If you have sensor monitoring software running it’s going to keep the dGPU awake. Simply being awake will keep it consuming more power and the thermal impact of this will make the common fans spin up more frequently.

1 Like

Yes, that is true, but my dGPU stays at 0% all the time, the iGPU is acting weirdly :confused:

What’s bothering me is that the iGPU heats up the whole package so much, that just opening discord results in really loud fans for 5 seconds, just to become quiet again.

0% is not the same as off. If the dGPU is on even at zero percent it’s generating a lot of heat.

1 Like

Good point, but I have to ask: On the pictures, the dGPU temperature stays the same, but it probably still generates heat nevertheless just because it is active?

I will remove the dGPU sensors from the system monitor page, that should rule out that the dGPU contributes to the problem.

I’ll also disable fw-fanctrl in case it tries to read the dGPU temperature and thus waking it up.

Yeah. Simply turning it on generates heat but because the temperature sensor for the dGPU is on the die you won’t be able to see what the value is unless it’s turned on. Catch 22.

Hopefully I’m right here and not monitoring it helps your problem.

I will keep an eye on it for a few days, right now it seems to work better :+1:

I don’t have a Framework 16 handy for a few weeks, but I’m wondering about doing something like this.

diff --git a/drivers/gpu/drm/amd/pm/amdgpu_pm.c b/drivers/gpu/drm/amd/pm/amdgpu_pm.c
index c11952a4389b..b60655e996e9 100644
--- a/drivers/gpu/drm/amd/pm/amdgpu_pm.c
+++ b/drivers/gpu/drm/amd/pm/amdgpu_pm.c
@@ -2529,6 +2529,9 @@ static ssize_t amdgpu_hwmon_show_temp(struct device *dev,
        if (channel >= PP_TEMP_MAX)
                return -EINVAL;
 
+       if (adev->in_runpm)
+               return -EBUSY;
+
        switch (channel) {
        case PP_TEMP_JUNCTION:
                /* get current junction temperature */

Can you see how your sensor reading software handles this? It should make it so that if the dGPU is suspended it won’t wake up just from reading a sensor.

1 Like

@James3 You have a dGPU on your F16 right? Can I ask you to see if that patch works for dGPU to keep it in D3cold when running sensors?

Here’s an updated patch that I think should work to keep sensors from waking the system. Can you guys please try it?

https://git.kernel.org/pub/scm/linux/kernel/git/superm1/linux.git/commit/?h=superm1/runtime-pm-screen-on-off&id=01a38e3ff67b83e2f7f4991fd76c4fe1802eb82a

@Mario_Limonciello I can test for you - but I’m not real sure on how to add the patch. If you can provide the steps to apply?

Also, not sure if it matters im on 6.10.3-200.fc40.x86_64

There is a download patch button in the link I sent. You should use this for building in Fedora;

1 Like

Thanks @Mario_Limonciello Ill try and get this done.

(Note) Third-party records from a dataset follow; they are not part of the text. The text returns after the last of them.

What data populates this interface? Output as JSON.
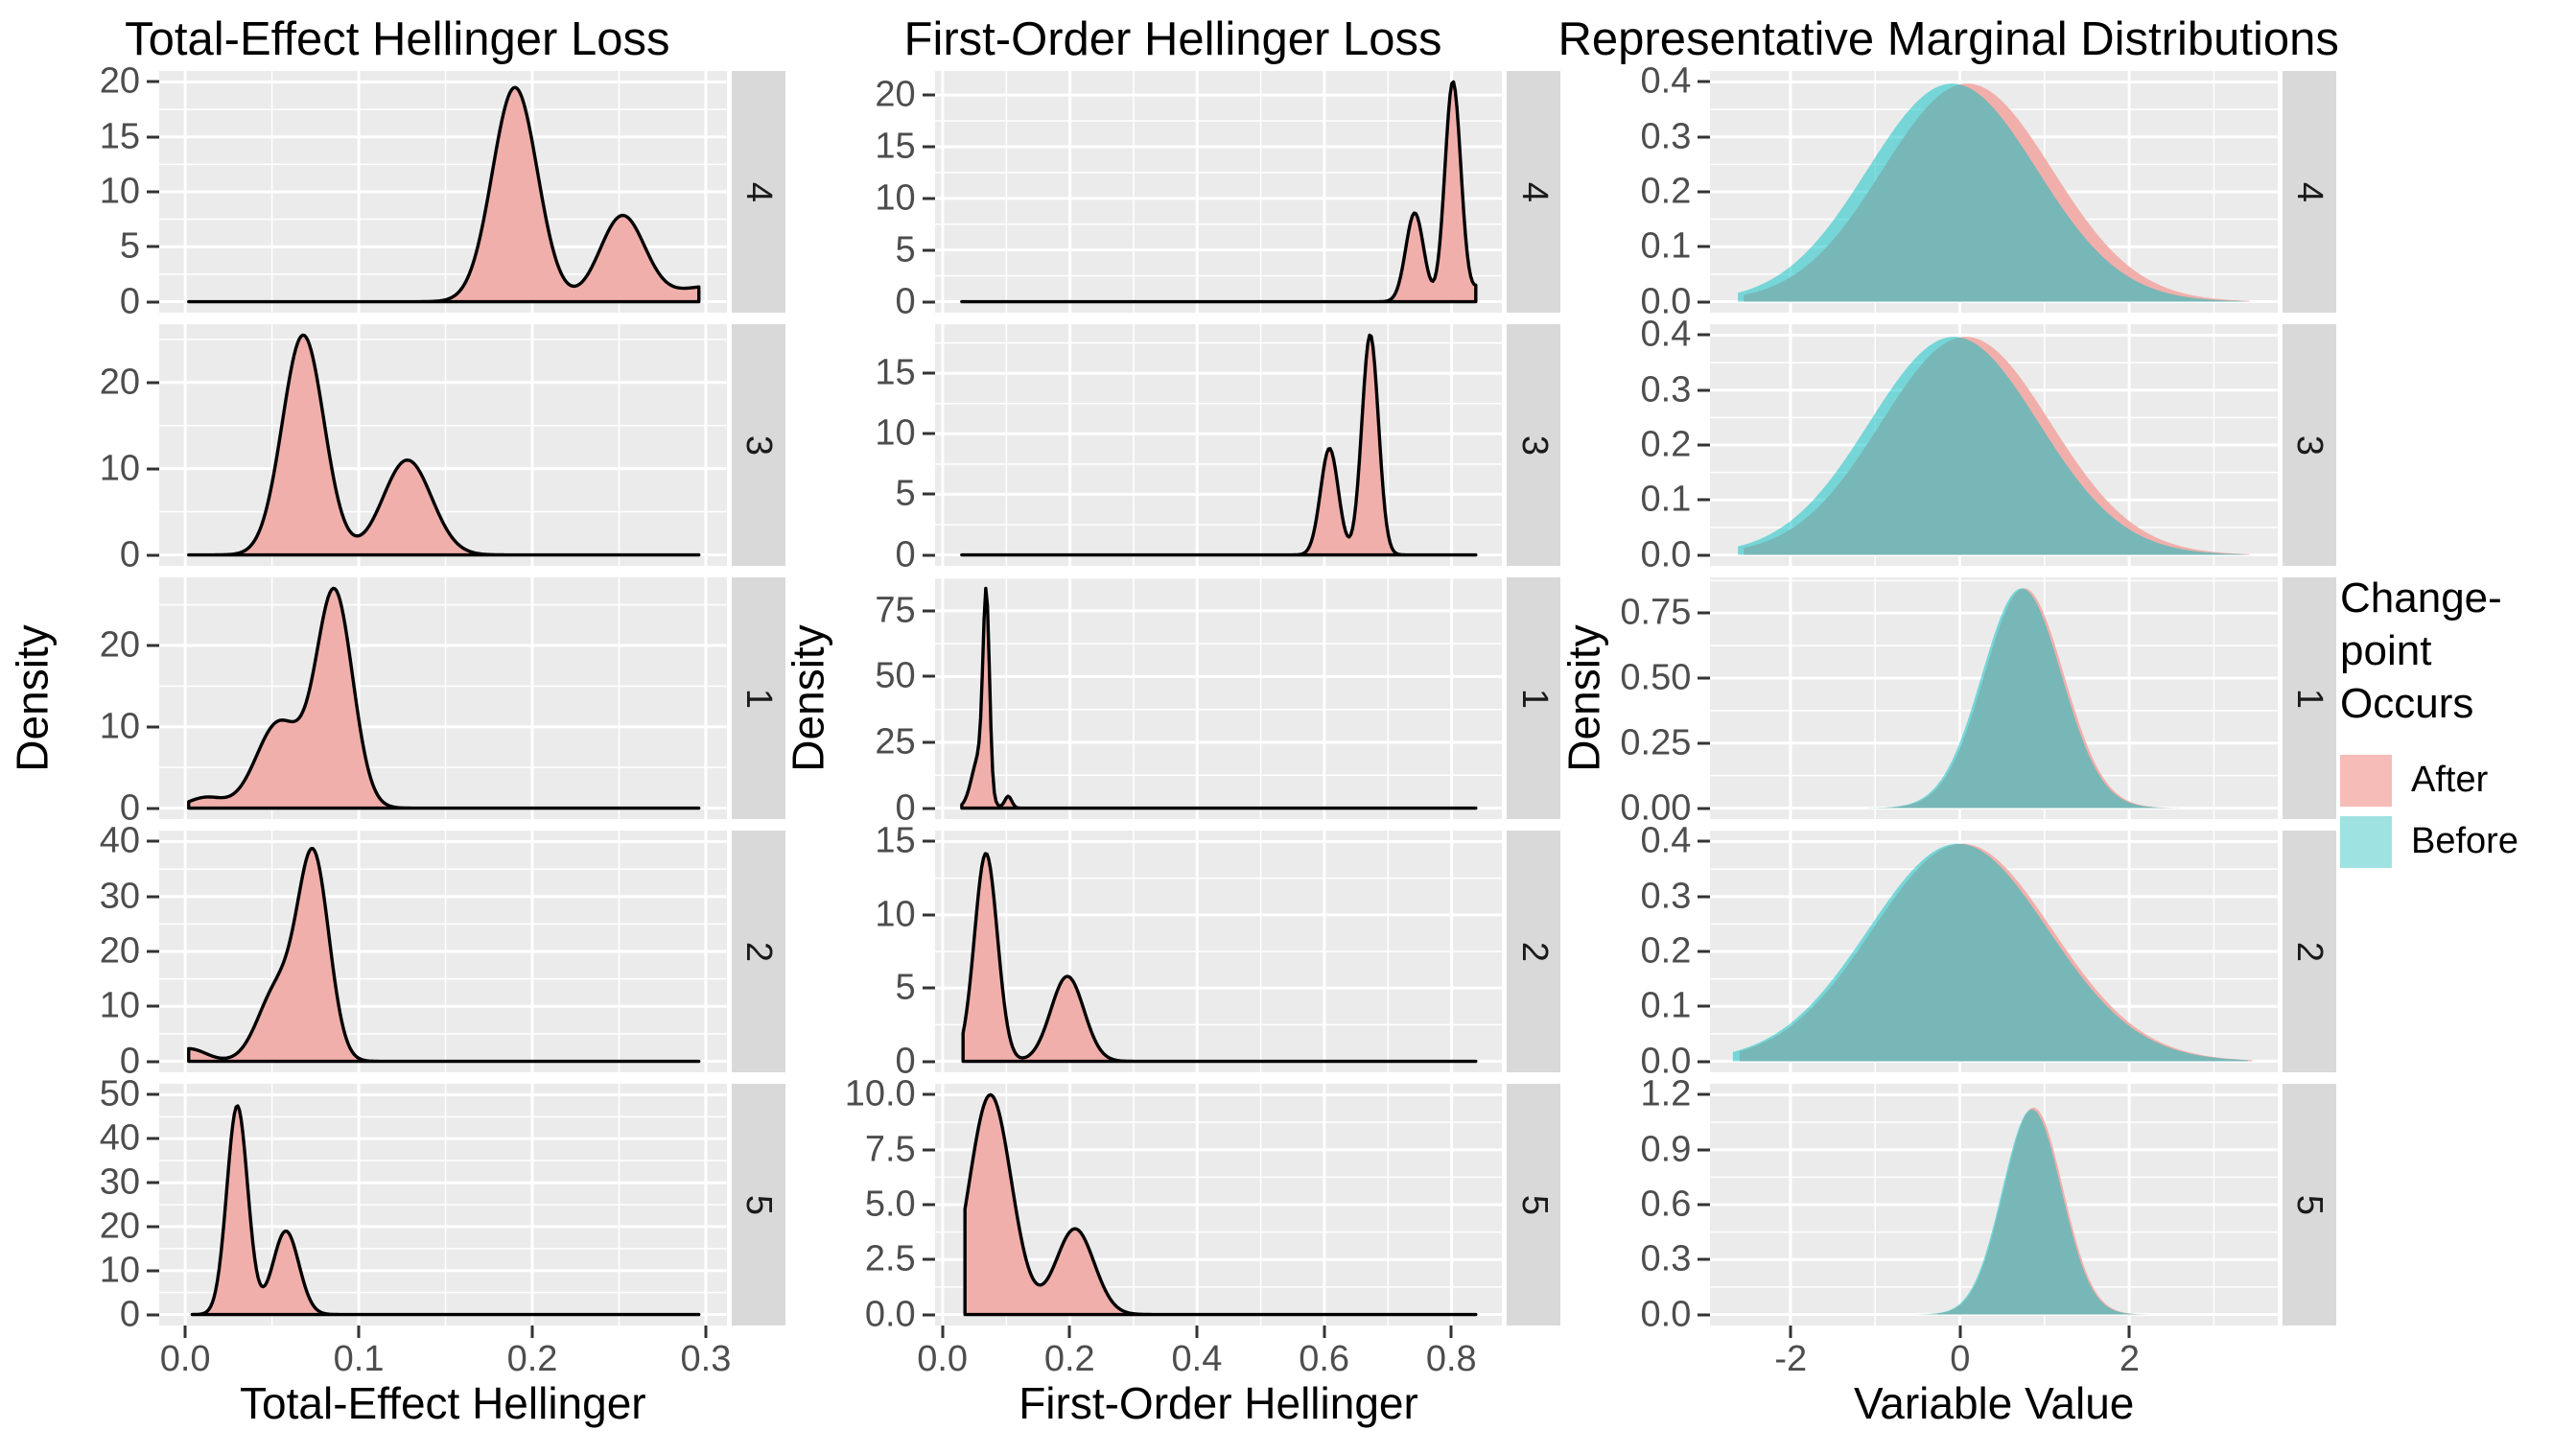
{
  "figure_type": "faceted_density_small_multiples",
  "facet_order": [
    "4",
    "3",
    "1",
    "2",
    "5"
  ],
  "style": {
    "panel_bg": "#EBEBEB",
    "strip_bg": "#D9D9D9",
    "grid_color": "#FFFFFF",
    "after_fill": "#F1AFAB",
    "before_fill": "rgba(0,191,196,0.5)",
    "density_stroke": "#000000",
    "tick_text": "#4D4D4D"
  },
  "legend": {
    "title_lines": [
      "Change-point",
      "Occurs"
    ],
    "items": [
      {
        "key": "after",
        "label": "After",
        "color": "#F6BCB7"
      },
      {
        "key": "before",
        "label": "Before",
        "color": "#9FE2E2"
      }
    ]
  },
  "chart_data": [
    {
      "type": "density",
      "title": "Total-Effect Hellinger Loss",
      "x_title": "Total-Effect Hellinger",
      "y_title": "Density",
      "xlim": [
        -0.015,
        0.312
      ],
      "xticks": {
        "values": [
          0.0,
          0.1,
          0.2,
          0.3
        ],
        "labels": [
          "0.0",
          "0.1",
          "0.2",
          "0.3"
        ]
      },
      "xminor": [
        0.05,
        0.15,
        0.25
      ],
      "panels": [
        {
          "facet": "4",
          "yticks": {
            "values": [
              0,
              5,
              10,
              15,
              20
            ],
            "labels": [
              "0",
              "5",
              "10",
              "15",
              "20"
            ]
          },
          "series": [
            {
              "legend": "After",
              "fill": "#F1AFAB",
              "stroke": "#000000",
              "domain": [
                0.002,
                0.296
              ],
              "components": [
                {
                  "x_center": 0.19,
                  "sigma": 0.013,
                  "peak_height": 19.5
                },
                {
                  "x_center": 0.252,
                  "sigma": 0.013,
                  "peak_height": 7.8
                },
                {
                  "x_center": 0.303,
                  "sigma": 0.02,
                  "peak_height": 1.4
                }
              ]
            }
          ]
        },
        {
          "facet": "3",
          "yticks": {
            "values": [
              0,
              10,
              20
            ],
            "labels": [
              "0",
              "10",
              "20"
            ]
          },
          "series": [
            {
              "legend": "After",
              "fill": "#F1AFAB",
              "stroke": "#000000",
              "domain": [
                0.002,
                0.296
              ],
              "components": [
                {
                  "x_center": 0.068,
                  "sigma": 0.012,
                  "peak_height": 25.5
                },
                {
                  "x_center": 0.128,
                  "sigma": 0.014,
                  "peak_height": 11.0
                }
              ]
            }
          ]
        },
        {
          "facet": "1",
          "yticks": {
            "values": [
              0,
              10,
              20
            ],
            "labels": [
              "0",
              "10",
              "20"
            ]
          },
          "series": [
            {
              "legend": "After",
              "fill": "#F1AFAB",
              "stroke": "#000000",
              "domain": [
                0.002,
                0.296
              ],
              "components": [
                {
                  "x_center": 0.012,
                  "sigma": 0.01,
                  "peak_height": 1.3
                },
                {
                  "x_center": 0.054,
                  "sigma": 0.013,
                  "peak_height": 10.5
                },
                {
                  "x_center": 0.086,
                  "sigma": 0.0105,
                  "peak_height": 26.5
                }
              ]
            }
          ]
        },
        {
          "facet": "2",
          "yticks": {
            "values": [
              0,
              10,
              20,
              30,
              40
            ],
            "labels": [
              "0",
              "10",
              "20",
              "30",
              "40"
            ]
          },
          "series": [
            {
              "legend": "After",
              "fill": "#F1AFAB",
              "stroke": "#000000",
              "domain": [
                0.002,
                0.296
              ],
              "components": [
                {
                  "x_center": 0.002,
                  "sigma": 0.01,
                  "peak_height": 2.3
                },
                {
                  "x_center": 0.053,
                  "sigma": 0.011,
                  "peak_height": 13.0
                },
                {
                  "x_center": 0.074,
                  "sigma": 0.009,
                  "peak_height": 36.5
                }
              ]
            }
          ]
        },
        {
          "facet": "5",
          "yticks": {
            "values": [
              0,
              10,
              20,
              30,
              40,
              50
            ],
            "labels": [
              "0",
              "10",
              "20",
              "30",
              "40",
              "50"
            ]
          },
          "series": [
            {
              "legend": "After",
              "fill": "#F1AFAB",
              "stroke": "#000000",
              "domain": [
                0.004,
                0.296
              ],
              "components": [
                {
                  "x_center": 0.03,
                  "sigma": 0.006,
                  "peak_height": 47.5
                },
                {
                  "x_center": 0.058,
                  "sigma": 0.0075,
                  "peak_height": 19.0
                }
              ]
            }
          ]
        }
      ]
    },
    {
      "type": "density",
      "title": "First-Order Hellinger Loss",
      "x_title": "First-Order Hellinger",
      "y_title": "Density",
      "xlim": [
        -0.012,
        0.88
      ],
      "xticks": {
        "values": [
          0.0,
          0.2,
          0.4,
          0.6,
          0.8
        ],
        "labels": [
          "0.0",
          "0.2",
          "0.4",
          "0.6",
          "0.8"
        ]
      },
      "xminor": [
        0.1,
        0.3,
        0.5,
        0.7
      ],
      "panels": [
        {
          "facet": "4",
          "yticks": {
            "values": [
              0,
              5,
              10,
              15,
              20
            ],
            "labels": [
              "0",
              "5",
              "10",
              "15",
              "20"
            ]
          },
          "series": [
            {
              "legend": "After",
              "fill": "#F1AFAB",
              "stroke": "#000000",
              "domain": [
                0.03,
                0.838
              ],
              "components": [
                {
                  "x_center": 0.742,
                  "sigma": 0.014,
                  "peak_height": 8.6
                },
                {
                  "x_center": 0.802,
                  "sigma": 0.0125,
                  "peak_height": 21.3
                },
                {
                  "x_center": 0.862,
                  "sigma": 0.02,
                  "peak_height": 2.6
                }
              ]
            }
          ]
        },
        {
          "facet": "3",
          "yticks": {
            "values": [
              0,
              5,
              10,
              15
            ],
            "labels": [
              "0",
              "5",
              "10",
              "15"
            ]
          },
          "series": [
            {
              "legend": "After",
              "fill": "#F1AFAB",
              "stroke": "#000000",
              "domain": [
                0.03,
                0.838
              ],
              "components": [
                {
                  "x_center": 0.608,
                  "sigma": 0.014,
                  "peak_height": 8.8
                },
                {
                  "x_center": 0.672,
                  "sigma": 0.013,
                  "peak_height": 18.2
                }
              ]
            }
          ]
        },
        {
          "facet": "1",
          "yticks": {
            "values": [
              0,
              25,
              50,
              75
            ],
            "labels": [
              "0",
              "25",
              "50",
              "75"
            ]
          },
          "series": [
            {
              "legend": "After",
              "fill": "#F1AFAB",
              "stroke": "#000000",
              "domain": [
                0.03,
                0.838
              ],
              "components": [
                {
                  "x_center": 0.058,
                  "sigma": 0.012,
                  "peak_height": 20.0
                },
                {
                  "x_center": 0.0685,
                  "sigma": 0.005,
                  "peak_height": 70.0
                },
                {
                  "x_center": 0.103,
                  "sigma": 0.0055,
                  "peak_height": 4.5
                }
              ]
            }
          ]
        },
        {
          "facet": "2",
          "yticks": {
            "values": [
              0,
              5,
              10,
              15
            ],
            "labels": [
              "0",
              "5",
              "10",
              "15"
            ]
          },
          "series": [
            {
              "legend": "After",
              "fill": "#F1AFAB",
              "stroke": "#000000",
              "domain": [
                0.032,
                0.838
              ],
              "components": [
                {
                  "x_center": 0.068,
                  "sigma": 0.018,
                  "peak_height": 14.2
                },
                {
                  "x_center": 0.196,
                  "sigma": 0.026,
                  "peak_height": 5.8
                }
              ]
            }
          ]
        },
        {
          "facet": "5",
          "yticks": {
            "values": [
              0,
              2.5,
              5,
              7.5,
              10
            ],
            "labels": [
              "0.0",
              "2.5",
              "5.0",
              "7.5",
              "10.0"
            ]
          },
          "series": [
            {
              "legend": "After",
              "fill": "#F1AFAB",
              "stroke": "#000000",
              "domain": [
                0.035,
                0.838
              ],
              "components": [
                {
                  "x_center": 0.075,
                  "sigma": 0.033,
                  "peak_height": 10.0
                },
                {
                  "x_center": 0.208,
                  "sigma": 0.03,
                  "peak_height": 3.9
                }
              ]
            }
          ]
        }
      ]
    },
    {
      "type": "density",
      "title": "Representative Marginal Distributions",
      "x_title": "Variable Value",
      "y_title": "Density",
      "xlim": [
        -2.95,
        3.75
      ],
      "xticks": {
        "values": [
          -2,
          0,
          2
        ],
        "labels": [
          "-2",
          "0",
          "2"
        ]
      },
      "xminor": [
        -1,
        1,
        3
      ],
      "panels": [
        {
          "facet": "4",
          "yticks": {
            "values": [
              0,
              0.1,
              0.2,
              0.3,
              0.4
            ],
            "labels": [
              "0.0",
              "0.1",
              "0.2",
              "0.3",
              "0.4"
            ]
          },
          "series": [
            {
              "legend": "After",
              "fill": "#F1AFAB",
              "stroke": null,
              "domain": [
                -2.55,
                3.42
              ],
              "components": [
                {
                  "x_center": 0.09,
                  "sigma": 1.0,
                  "peak_height": 0.397
                }
              ]
            },
            {
              "legend": "Before",
              "fill": "rgba(0,191,196,0.5)",
              "stroke": null,
              "domain": [
                -2.62,
                3.35
              ],
              "components": [
                {
                  "x_center": -0.09,
                  "sigma": 1.0,
                  "peak_height": 0.397
                }
              ]
            }
          ]
        },
        {
          "facet": "3",
          "yticks": {
            "values": [
              0,
              0.1,
              0.2,
              0.3,
              0.4
            ],
            "labels": [
              "0.0",
              "0.1",
              "0.2",
              "0.3",
              "0.4"
            ]
          },
          "series": [
            {
              "legend": "After",
              "fill": "#F1AFAB",
              "stroke": null,
              "domain": [
                -2.55,
                3.42
              ],
              "components": [
                {
                  "x_center": 0.07,
                  "sigma": 1.0,
                  "peak_height": 0.397
                }
              ]
            },
            {
              "legend": "Before",
              "fill": "rgba(0,191,196,0.5)",
              "stroke": null,
              "domain": [
                -2.62,
                3.35
              ],
              "components": [
                {
                  "x_center": -0.07,
                  "sigma": 1.0,
                  "peak_height": 0.397
                }
              ]
            }
          ]
        },
        {
          "facet": "1",
          "yticks": {
            "values": [
              0,
              0.25,
              0.5,
              0.75
            ],
            "labels": [
              "0.00",
              "0.25",
              "0.50",
              "0.75"
            ]
          },
          "series": [
            {
              "legend": "After",
              "fill": "#F1AFAB",
              "stroke": null,
              "domain": [
                -1.55,
                2.75
              ],
              "components": [
                {
                  "x_center": 0.76,
                  "sigma": 0.47,
                  "peak_height": 0.845
                }
              ]
            },
            {
              "legend": "Before",
              "fill": "rgba(0,191,196,0.5)",
              "stroke": null,
              "domain": [
                -1.6,
                2.7
              ],
              "components": [
                {
                  "x_center": 0.73,
                  "sigma": 0.47,
                  "peak_height": 0.845
                }
              ]
            }
          ]
        },
        {
          "facet": "2",
          "yticks": {
            "values": [
              0,
              0.1,
              0.2,
              0.3,
              0.4
            ],
            "labels": [
              "0.0",
              "0.1",
              "0.2",
              "0.3",
              "0.4"
            ]
          },
          "series": [
            {
              "legend": "After",
              "fill": "#F1AFAB",
              "stroke": null,
              "domain": [
                -2.6,
                3.45
              ],
              "components": [
                {
                  "x_center": 0.03,
                  "sigma": 1.06,
                  "peak_height": 0.396
                }
              ]
            },
            {
              "legend": "Before",
              "fill": "rgba(0,191,196,0.5)",
              "stroke": null,
              "domain": [
                -2.68,
                3.4
              ],
              "components": [
                {
                  "x_center": -0.02,
                  "sigma": 1.06,
                  "peak_height": 0.396
                }
              ]
            }
          ]
        },
        {
          "facet": "5",
          "yticks": {
            "values": [
              0,
              0.3,
              0.6,
              0.9,
              1.2
            ],
            "labels": [
              "0.0",
              "0.3",
              "0.6",
              "0.9",
              "1.2"
            ]
          },
          "series": [
            {
              "legend": "After",
              "fill": "#F1AFAB",
              "stroke": null,
              "domain": [
                -0.85,
                2.35
              ],
              "components": [
                {
                  "x_center": 0.87,
                  "sigma": 0.35,
                  "peak_height": 1.13
                }
              ]
            },
            {
              "legend": "Before",
              "fill": "rgba(0,191,196,0.5)",
              "stroke": null,
              "domain": [
                -0.9,
                2.3
              ],
              "components": [
                {
                  "x_center": 0.85,
                  "sigma": 0.35,
                  "peak_height": 1.12
                }
              ]
            }
          ]
        }
      ]
    }
  ]
}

As I havent done it before, I am trying to do it on a fedora VM I have first. Been a busy day at work… so Ill likely give it a go tonight or this weekend.

It won’t work in a VM. It needs to be on real hardware.

Clarification, Im just looking to build the kernel in the VM :slight_smile: not test in the VM. If I can build it without breaking things… Ill just do it on the laptop. Or are you saying that wouldnt work either?

That will work just fine!

1 Like

@Mario_Limonciello - took a while to build - but I got booted into the kernel. Unfortunately it does look like it still activates the GPU

Booted kernel:

/vmlinuz-6.10.0-rc2-knipp+

Output of cat /sys/class/drm/card[0,1]/device/power_state without a monitoring software running:

D3cold

I opened “Mission Center” which is basically the same thing as the OP for this post - and it went to:

D0

Kept it open for ~5 mins, and it stayed in D0 the entire time.

Closing Mission Center immediately put GPU back to D3Cold.

Edit to add: I tested with btop and the same result happened. Which is kind of interesting since the version I am on doesn’t seem to monitor GPU (at least for AMD).

I can stay on the kernel for a while if you want to check that I applied the patch correctly, get any logs, etc… Just let me know how I can help.

Can you try with specifically “sensors” command? Does this also wake it?

Hi Mario,

Even running #sensors results in the GPU going into D0.

Thanks

Huh, that’s really surprising. You’re sure you’re running your test kernel with that patch properly applied?